Masalahnya bukan terletak pada pintar atau bodoh, tetapi rajin atau malas.
Masalahnya bukan terletak pada bisa atau tidak, melainkan mau atau tidak.
Jika mendapatkan nilai ulangan jelek, itu bukan karena orang lain mendapatkan nilai yang bagus. Namun hal itu karena kita belum berusaha maksimal untuk mendapatkan nilai yang bagus.
Ibarat pedang kita kalah tajam saat beradu, itu bukan karena pedang lawan sangat tajam. Melainkan pedang kita yang tidak tajam dan belum optimal mengasahnya agar lebih tajam.

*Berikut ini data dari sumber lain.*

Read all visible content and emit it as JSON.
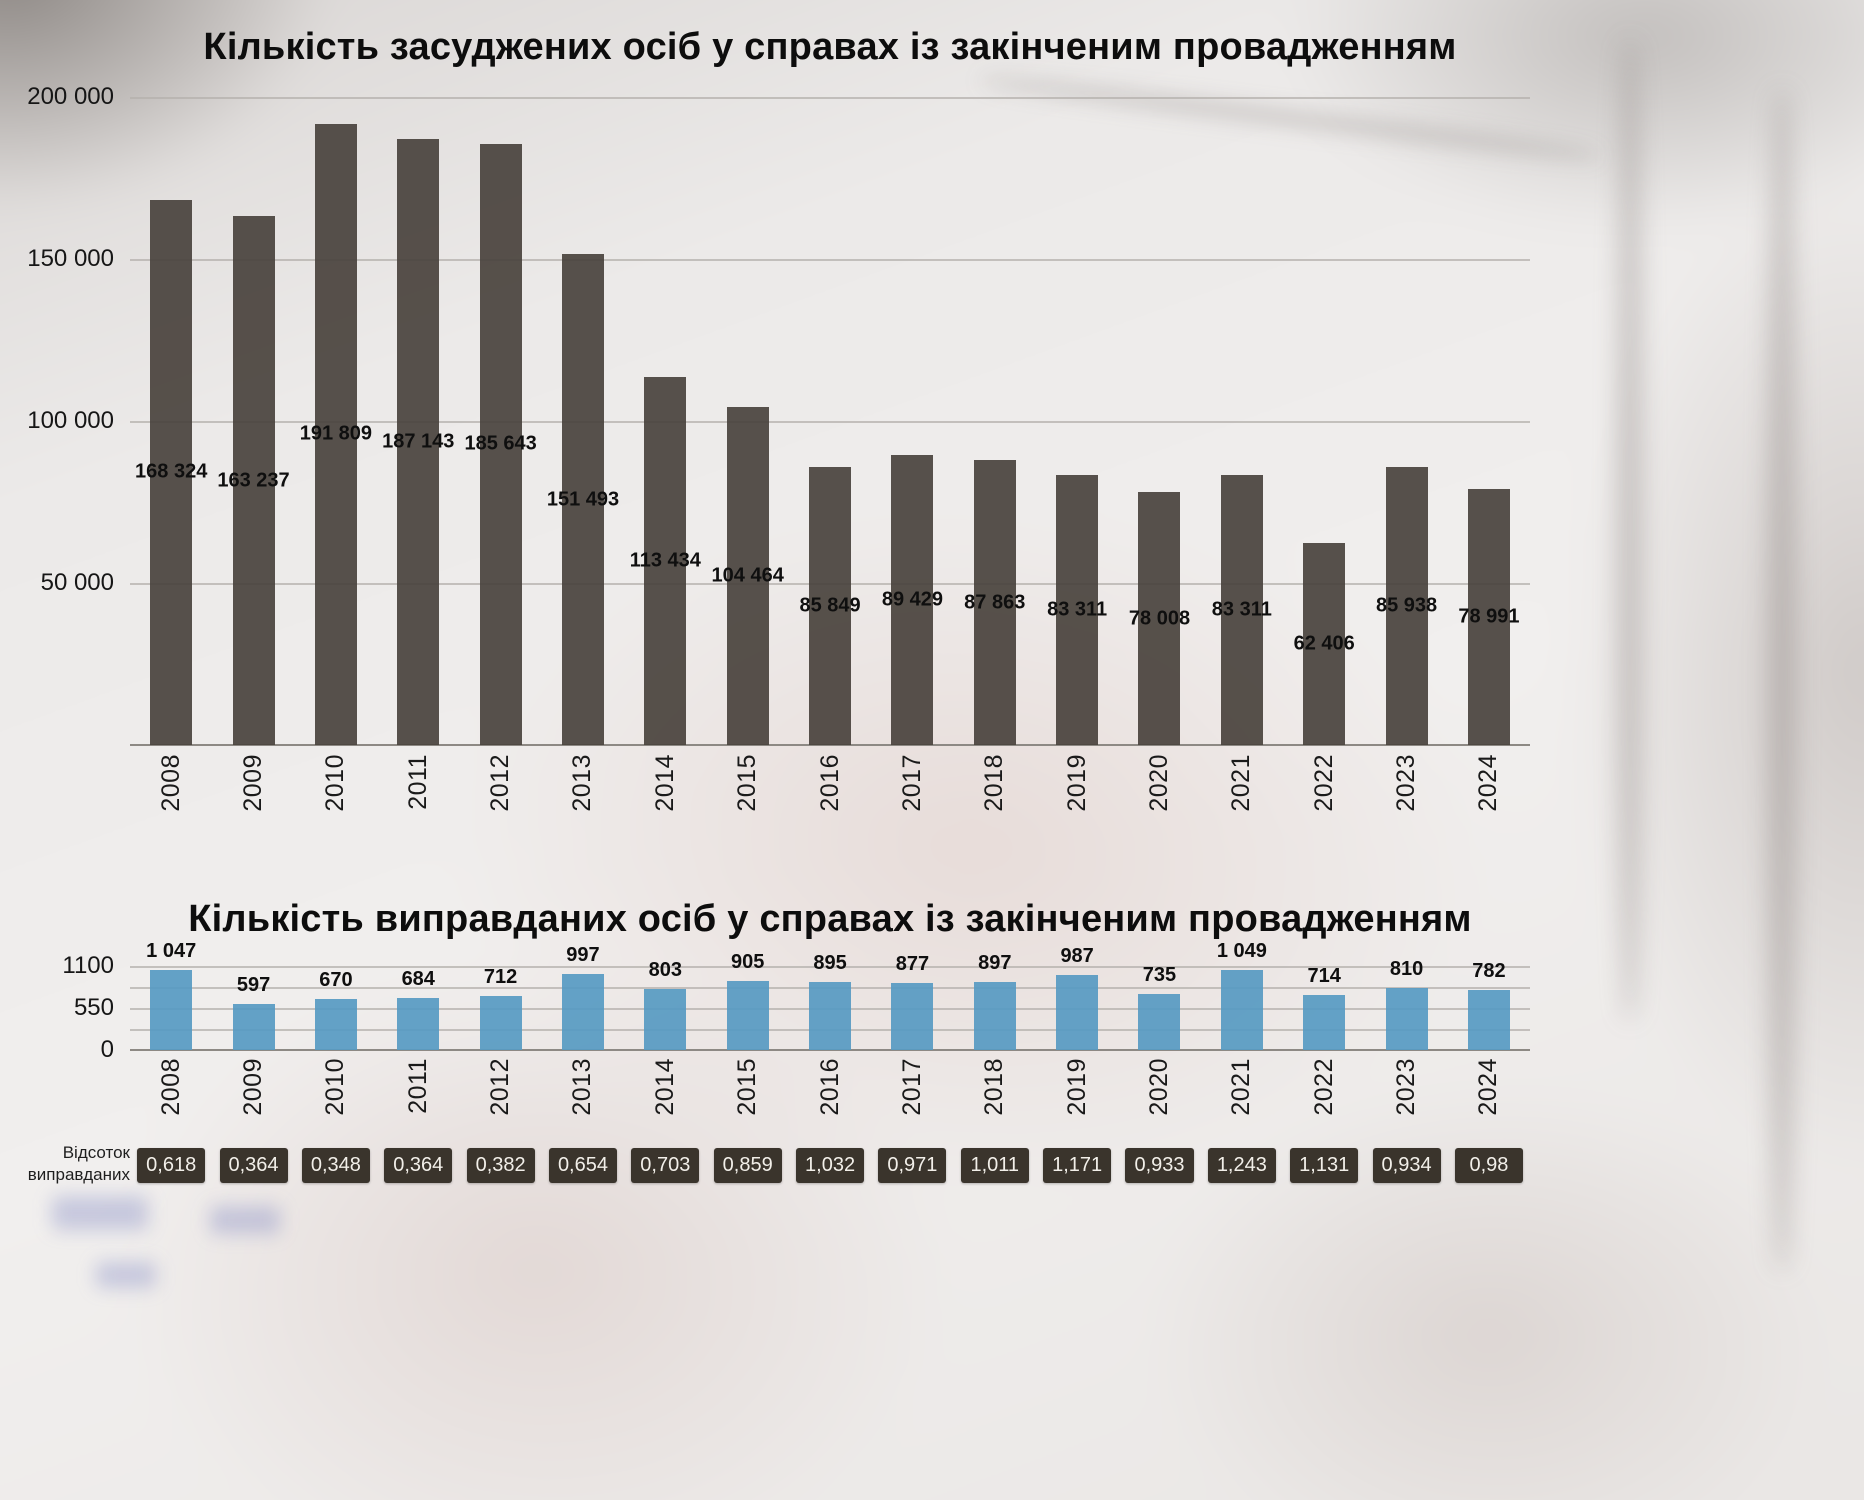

Kesungguhan dalam perjuangan dapat dilihat dari sejauh mana usaha yang dilakukan untuk mengalahkan diri sendiri. Bagaimana usaha untuk menjadi pintar dan bisa dengan melewati batasan-batasan kemampuan diri yang ada. Itulah makna sejati kompetisi pribadi.
Mimpi menjulang haruslah diimbangi dengan usaha gemilang. Karena yang menentukan tinggi-rendah dan besar-kecil ukuran kita adalah kita sendiri, tidak ada hubungannya dengan tinggi-rendah dan besar-kecil ukuran orang lain.
Bahwasannya setiap manusia memiliki neraca hitungnya masing-masing. Tinggal bagaimana kita saja menetapkan skala angka di neraca tersebut.
Pada akhirnya semua bermuara pada tiap pribadi, akankah berubah atau tetap begini.
Yang pasti, hidup ini berisi pilihan-pilihan dan berlalu sangat singkat. Maka apakah kita akan membiarkan hidup yang singkat ini diisi dengan pilihan-pilihan kekalahan?